In the first half of 1860 Democratic editors in Franklin County emphasized slavery's compatibility with the Northern economy and society and Northern complicity in the South's institution.

Editors of the Valley Spirit denied that slavery was a political question. Republicans, they argued, were responsible for injecting the slavery question into politics purely to advance their partisan ends. Slavery, they suggested, made Northerners more wealthy and secure, since business in Pennsylvania depended on Southern products produced with enslaved labor. "If Slavery be a crime," the Democrats charged, "let him who thinks so keep his hands free from it; let him say before God and man that he will have no part in it." Such a position seemed impossible to the Democrats, and yet, they argued, the Republicans holier-than-thou pronouncements suggested as much. Slavery, the Democrats responded, was so tightly interwoven, so much a part of nearly every product, good, service, and enterprise in the American economy that it was folly to suggest one could stand apart from it, clean and untainted. Democrats saw the Republicans and those who voted for them as nothing less than two-faced. Pittsburgh, the Democrats charged, was a fine example of these Northern hypocrites; they vote Republican "for the sole purpose of opposing slavery, as the numerous plows, chains, bells, pumps, engines, and coal, which she sends down to New Orleans to be bought by slaveholders and paid for by the money which slaveholders make by slave labor."

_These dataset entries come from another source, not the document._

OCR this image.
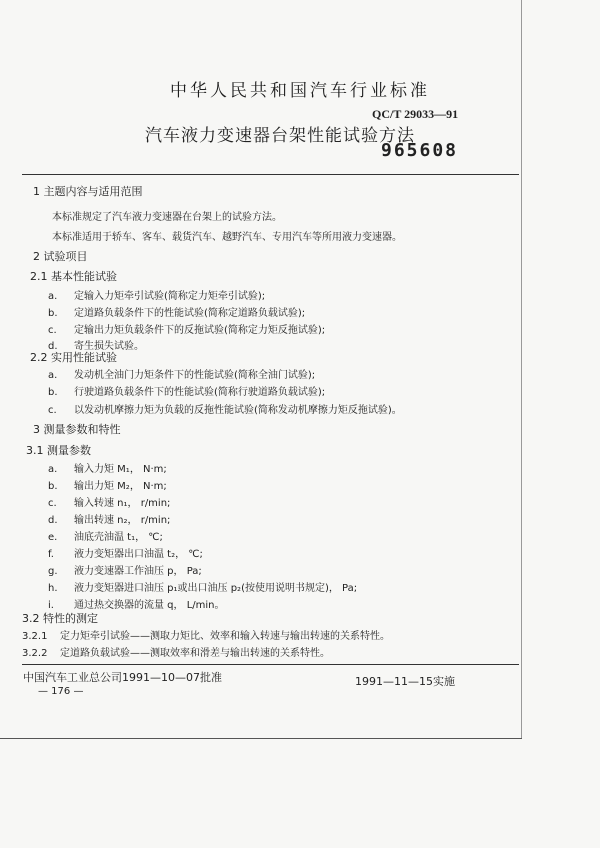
中华人民共和国汽车行业标准
QC/T 29033—91
汽车液力变速器台架性能试验方法
965608
1 主题内容与适用范围
本标准规定了汽车液力变速器在台架上的试验方法。
本标准适用于轿车、客车、载货汽车、越野汽车、专用汽车等所用液力变速器。
2 试验项目
2.1 基本性能试验
a. 定输入力矩牵引试验(简称定力矩牵引试验);
b. 定道路负载条件下的性能试验(简称定道路负载试验);
c. 定输出力矩负载条件下的反拖试验(简称定力矩反拖试验);
d. 寄生损失试验。
2.2 实用性能试验
a. 发动机全油门力矩条件下的性能试验(简称全油门试验);
b. 行驶道路负载条件下的性能试验(简称行驶道路负载试验);
c. 以发动机摩擦力矩为负载的反拖性能试验(简称发动机摩擦力矩反拖试验)。
3 测量参数和特性
3.1 测量参数
a. 输入力矩 M₁， N·m;
b. 输出力矩 M₂， N·m;
c. 输入转速 n₁， r/min;
d. 输出转速 n₂， r/min;
e. 油底壳油温 t₁， ℃;
f. 液力变矩器出口油温 t₂， ℃;
g. 液力变速器工作油压 p， Pa;
h. 液力变矩器进口油压 p₁或出口油压 p₂(按使用说明书规定)， Pa;
i. 通过热交换器的流量 q， L/min。
3.2 特性的测定
3.2.1 定力矩牵引试验——测取力矩比、效率和输入转速与输出转速的关系特性。
3.2.2 定道路负载试验——测取效率和滑差与输出转速的关系特性。
中国汽车工业总公司1991—10—07批准	1991—11—15实施
— 176 —
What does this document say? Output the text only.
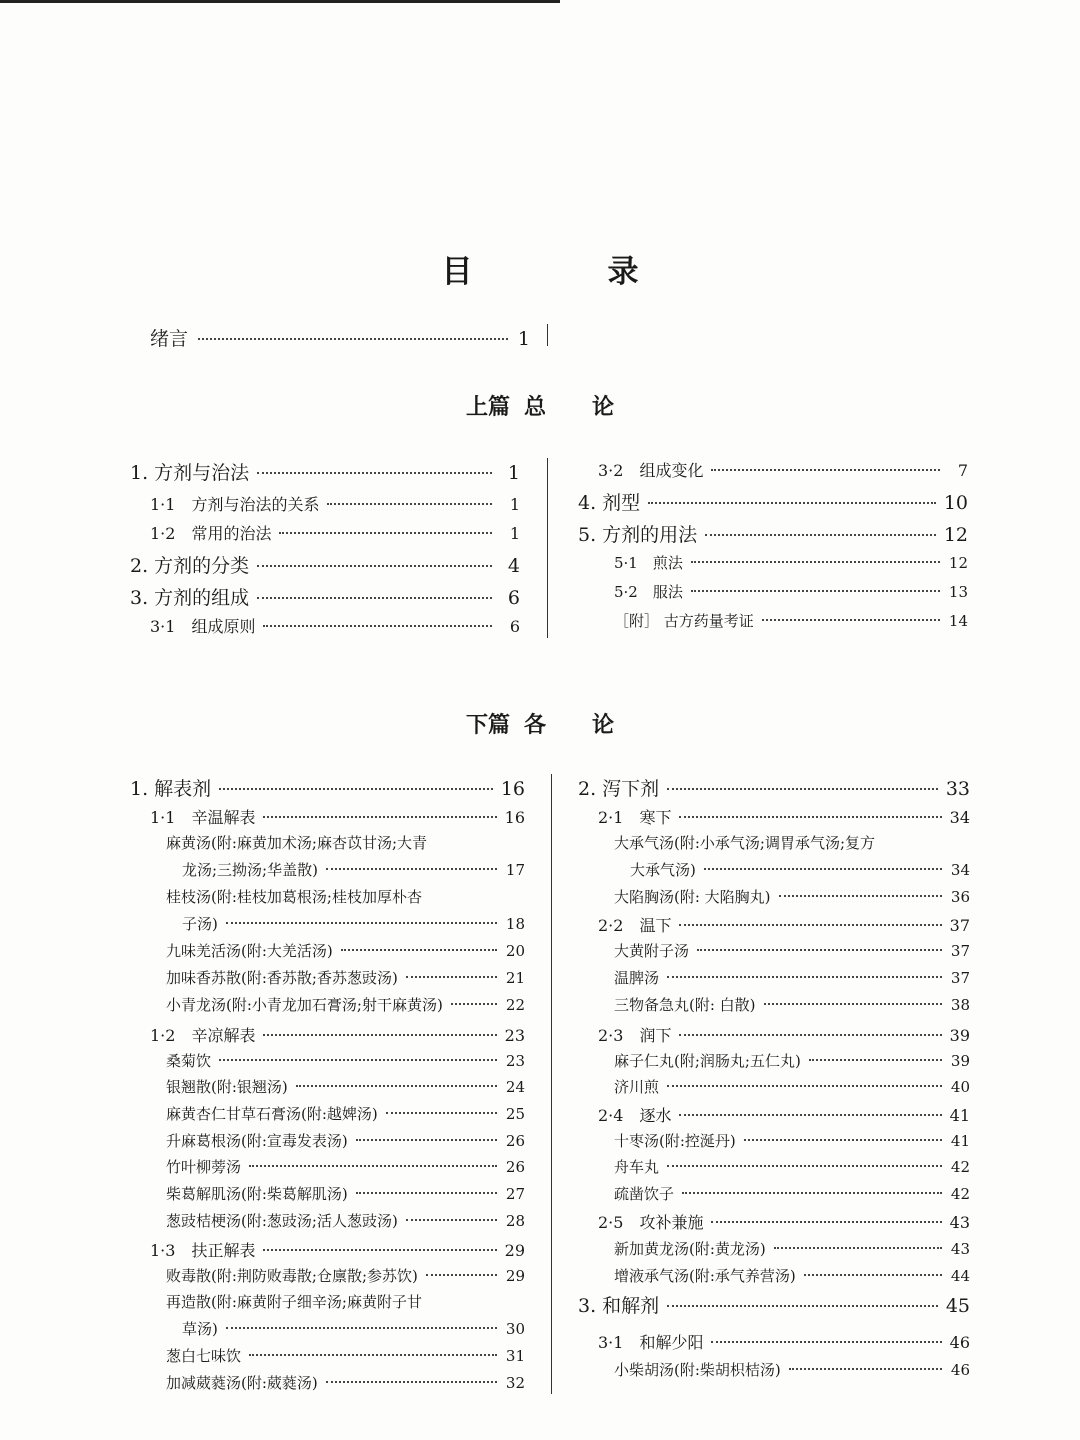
目　录
绪言	1
上篇 总 论
1. 方剂与治法	1
1·1　方剂与治法的关系	1
1·2　常用的治法	1
2. 方剂的分类	4
3. 方剂的组成	6
3·1　组成原则	6
3·2　组成变化	7
4. 剂型	10
5. 方剂的用法	12
5·1　煎法	12
5·2　服法	13
［附］ 古方药量考证	14
下篇 各 论
1. 解表剂	16
1·1　辛温解表	16
麻黄汤(附:麻黄加术汤;麻杏苡甘汤;大青
龙汤;三拗汤;华盖散)	17
桂枝汤(附:桂枝加葛根汤;桂枝加厚朴杏
子汤)	18
九味羌活汤(附:大羌活汤)	20
加味香苏散(附:香苏散;香苏葱豉汤)	21
小青龙汤(附:小青龙加石膏汤;射干麻黄汤)	22
1·2　辛凉解表	23
桑菊饮	23
银翘散(附:银翘汤)	24
麻黄杏仁甘草石膏汤(附:越婢汤)	25
升麻葛根汤(附:宣毒发表汤)	26
竹叶柳蒡汤	26
柴葛解肌汤(附:柴葛解肌汤)	27
葱豉桔梗汤(附:葱豉汤;活人葱豉汤)	28
1·3　扶正解表	29
败毒散(附:荆防败毒散;仓廪散;参苏饮)	29
再造散(附:麻黄附子细辛汤;麻黄附子甘
草汤)	30
葱白七味饮	31
加减葳蕤汤(附:葳蕤汤)	32
2. 泻下剂	33
2·1　寒下	34
大承气汤(附:小承气汤;调胃承气汤;复方
大承气汤)	34
大陷胸汤(附: 大陷胸丸)	36
2·2　温下	37
大黄附子汤	37
温脾汤	37
三物备急丸(附: 白散)	38
2·3　润下	39
麻子仁丸(附;润肠丸;五仁丸)	39
济川煎	40
2·4　逐水	41
十枣汤(附:控涎丹)	41
舟车丸	42
疏凿饮子	42
2·5　攻补兼施	43
新加黄龙汤(附:黄龙汤)	43
增液承气汤(附:承气养营汤)	44
3. 和解剂	45
3·1　和解少阳	46
小柴胡汤(附:柴胡枳桔汤)	46
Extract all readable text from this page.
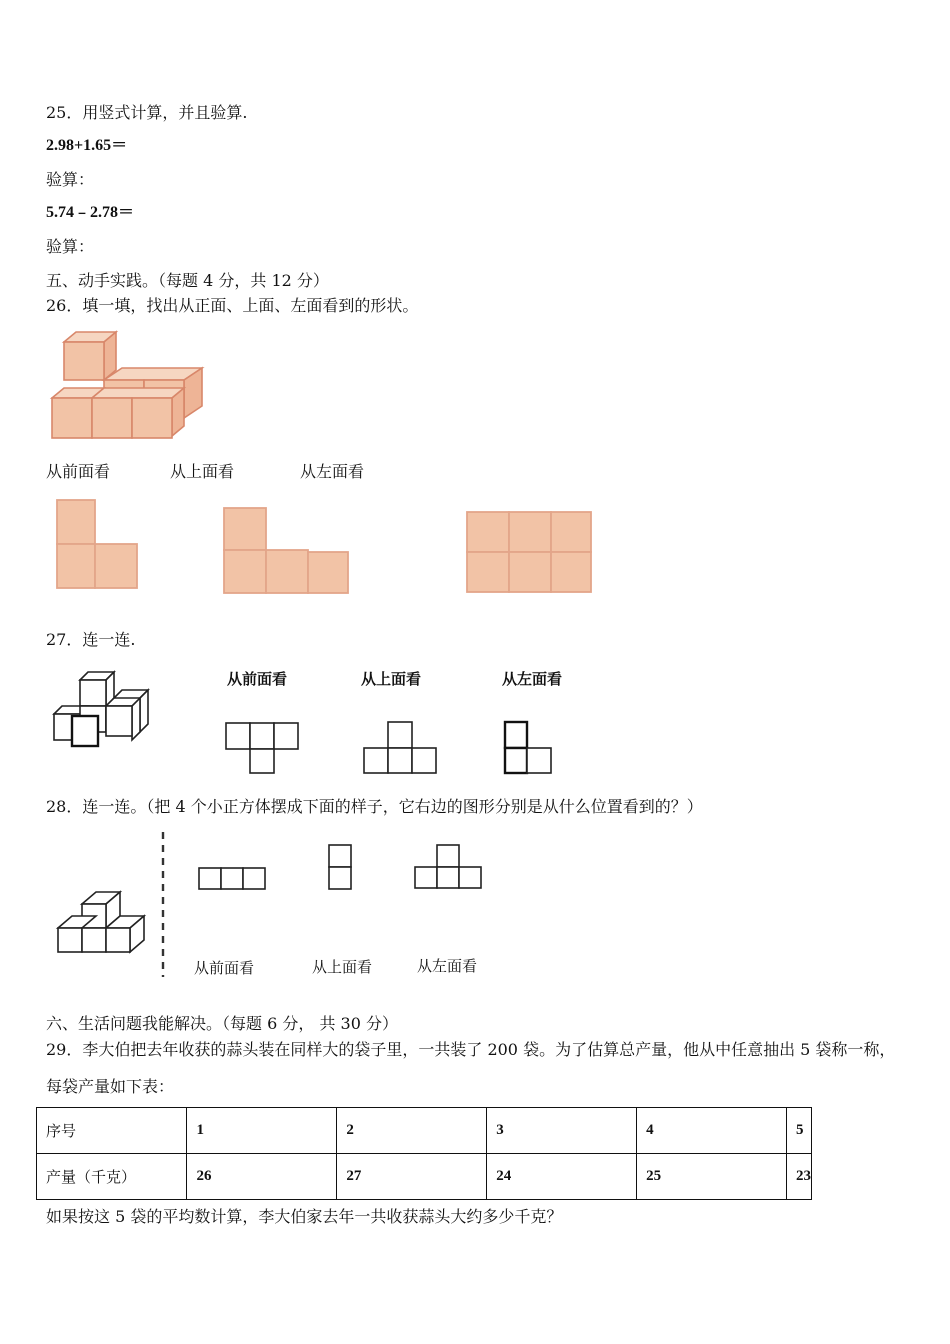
25．用竖式计算，并且验算.
2.98+1.65＝
验算：
5.74﹣2.78＝
验算：
五、动手实践。（每题 4 分，共 12 分）
26．填一填，找出从正面、上面、左面看到的形状。
从前面看	从上面看	从左面看
27．连一连.
从前面看	从上面看	从左面看
28．连一连。（把 4 个小正方体摆成下面的样子，它右边的图形分别是从什么位置看到的？）
从前面看	从上面看	从左面看
六、生活问题我能解决。（每题 6 分， 共 30 分）
29．李大伯把去年收获的蒜头装在同样大的袋子里，一共装了 200 袋。为了估算总产量，他从中任意抽出 5 袋称一称，
每袋产量如下表：
序号	1	2	3	4	5
产量（千克）	26	27	24	25	23
如果按这 5 袋的平均数计算，李大伯家去年一共收获蒜头大约多少千克？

Democratic editors furthermore tried to portray those who criticized slavery as the modern equivalent of the man in Jesus' parables who would point out the speck in the eye of another while failing to see the log in his own eye. At every turn the Democrats charged the abolitionists for this sin, and their criticism knew few boundaries. They pointed to the "professed humanitarians" in England and suggested that they "look to their own deplorable system of slavery" before they went about meddling with "our more humane institutions." When they looked south, the Democratic editors saw a system of slavery that was very much like what "we in the North do of any business transactions; it is like the apprentice system of the North."

Supporting Evidence

Chambersburg Valley Spirit, Save the Union, January 25, 1860

Chambersburg Valley Spirit, Food for Mercantile Digestion, February 1, 1860

Chambersburg Valley Spirit, White Slavery in England, April 18, 1860

Chambersburg Valley Spirit, Jefferson and the Black Republicans, May 9, 1860

Chambersburg Valley Spirit, The Folly of Dividing the Democratic Party about Abstractions, May 16, 1860

Chambersburg Valley Spirit, Slave Labor in Charleston [sic], May 16, 1860

Related Historiography

Eric Foner, Free Soil, Free Labor, Free Men: The Ideology of the Republican Party Before the Civil War (Oxford: Oxford University Press, 1970).
William W. Freehling, The Road to Disunion: Secessionists at Bay, 1776-1854, Volume 1 (New York: Oxford University Press, 1990).
Eugene D. Genovese, "Yeomen Farmers in a Slaveholders' Democracy," Agricultural History 49, no. 2, (April 1975).
John W. Quist, Restless Visionaries: The Social Roots of Antebellum Reform in Alabama and Michigan (Baton Rouge: Louisiana State University Press, 1998).